As Radley Balko documents in the Cato Institute White Paper
"Overkill: The Rise of Paramilitary Police Raids in America,"

"Over the last 25 years, America has seen a disturbing militarization
of its civilian law enforcement, along with a dramatic and unsettling
rise in the use of paramilitary police units (most commonly called
Special Weapons and Tactics, or SWAT) for routine police work. The
most common use of SWAT teams today is to serve narcotics warrants,
usually with forced, unannounced entry into the home.

"These increasingly frequent raids, 40,000 per year by one estimate,
are needlessly subjecting nonviolent drug offenders, bystanders, and
wrongly targeted civilians to the terror of having their homes
invaded while they're sleeping, usually by teams of heavily armed
paramilitary units dressed not as police officers but as soldiers.

These raids bring unnecessary violence and provocation to nonviolent
drug offenders, many of whom were guilty of only misdemeanors. The
raids terrorize innocents when police mistakenly target the wrong residence.

And they have resulted in dozens of needless deaths and injuries, not
only of drug offenders, but also of police officers, children,
bystanders, and innocent suspects."

The fact is, without the War on Drugs atrocities such as the killing
of Kathryn Johnston wouldn't be happening.

It is the very nature of victimless crimes that pushes the police to
use unscrupulous tactics.

In a victimless crime, such as an illegal drug transaction, there is
no complaining witness, no one with an interest in reporting the
crime to the police.

After all, the buyer and seller willingly participate in the
transaction. Thus, the only way the police can detect the criminal
activity is to set it up themselves or encourage informants. But the
opportunity for corruption in these tactics is immense.
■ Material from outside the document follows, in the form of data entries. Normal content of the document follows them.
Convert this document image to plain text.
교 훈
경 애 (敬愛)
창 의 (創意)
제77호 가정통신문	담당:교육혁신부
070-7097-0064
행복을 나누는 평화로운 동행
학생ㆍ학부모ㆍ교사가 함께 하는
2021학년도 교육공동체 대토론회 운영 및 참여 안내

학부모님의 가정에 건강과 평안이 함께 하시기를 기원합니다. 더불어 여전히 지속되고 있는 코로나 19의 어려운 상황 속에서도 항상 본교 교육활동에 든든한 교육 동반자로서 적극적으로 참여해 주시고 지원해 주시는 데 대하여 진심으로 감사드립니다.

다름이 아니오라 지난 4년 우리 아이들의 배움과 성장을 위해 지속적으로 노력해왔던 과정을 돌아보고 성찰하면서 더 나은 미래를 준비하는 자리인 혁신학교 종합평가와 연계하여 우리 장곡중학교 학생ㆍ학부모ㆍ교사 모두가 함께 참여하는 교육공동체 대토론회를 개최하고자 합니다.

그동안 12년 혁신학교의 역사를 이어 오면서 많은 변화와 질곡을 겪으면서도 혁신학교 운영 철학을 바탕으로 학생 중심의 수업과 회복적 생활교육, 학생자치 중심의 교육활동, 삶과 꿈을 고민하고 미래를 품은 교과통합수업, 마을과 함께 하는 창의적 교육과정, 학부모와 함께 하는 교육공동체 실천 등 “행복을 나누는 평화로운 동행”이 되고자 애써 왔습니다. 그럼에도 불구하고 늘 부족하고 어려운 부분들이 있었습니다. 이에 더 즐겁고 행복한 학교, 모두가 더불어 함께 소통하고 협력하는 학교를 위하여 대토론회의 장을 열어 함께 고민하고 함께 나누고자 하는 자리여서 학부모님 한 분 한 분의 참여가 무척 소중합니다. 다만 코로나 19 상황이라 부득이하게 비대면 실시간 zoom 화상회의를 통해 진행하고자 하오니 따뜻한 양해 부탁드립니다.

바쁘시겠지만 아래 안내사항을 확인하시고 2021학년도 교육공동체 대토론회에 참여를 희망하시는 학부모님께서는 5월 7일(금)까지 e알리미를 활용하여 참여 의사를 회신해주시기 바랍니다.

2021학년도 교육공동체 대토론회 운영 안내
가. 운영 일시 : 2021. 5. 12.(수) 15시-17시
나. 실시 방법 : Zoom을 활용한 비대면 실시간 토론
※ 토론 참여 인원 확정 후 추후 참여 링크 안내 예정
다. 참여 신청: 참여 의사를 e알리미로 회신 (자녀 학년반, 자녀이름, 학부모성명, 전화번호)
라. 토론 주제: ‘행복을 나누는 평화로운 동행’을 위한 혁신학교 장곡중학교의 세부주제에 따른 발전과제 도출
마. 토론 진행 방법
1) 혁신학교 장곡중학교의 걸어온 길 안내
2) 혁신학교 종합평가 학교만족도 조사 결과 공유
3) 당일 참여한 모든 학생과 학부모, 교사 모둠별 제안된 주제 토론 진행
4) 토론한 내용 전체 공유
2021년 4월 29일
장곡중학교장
For example, informants looking for a favor from the police have an
incentive to provide false information. You have only to read the
newspapers to find details of corrupt law enforcement in connection
with drug prohibition.

In a free society adults have the right to ingest whatever they want.
It's no business of the government. But if it makes such peaceful
private activity its business, law enforcement will inevitably turn
to measures that jeopardize the lives of people who have harmed no
one else. Let's end this madness now.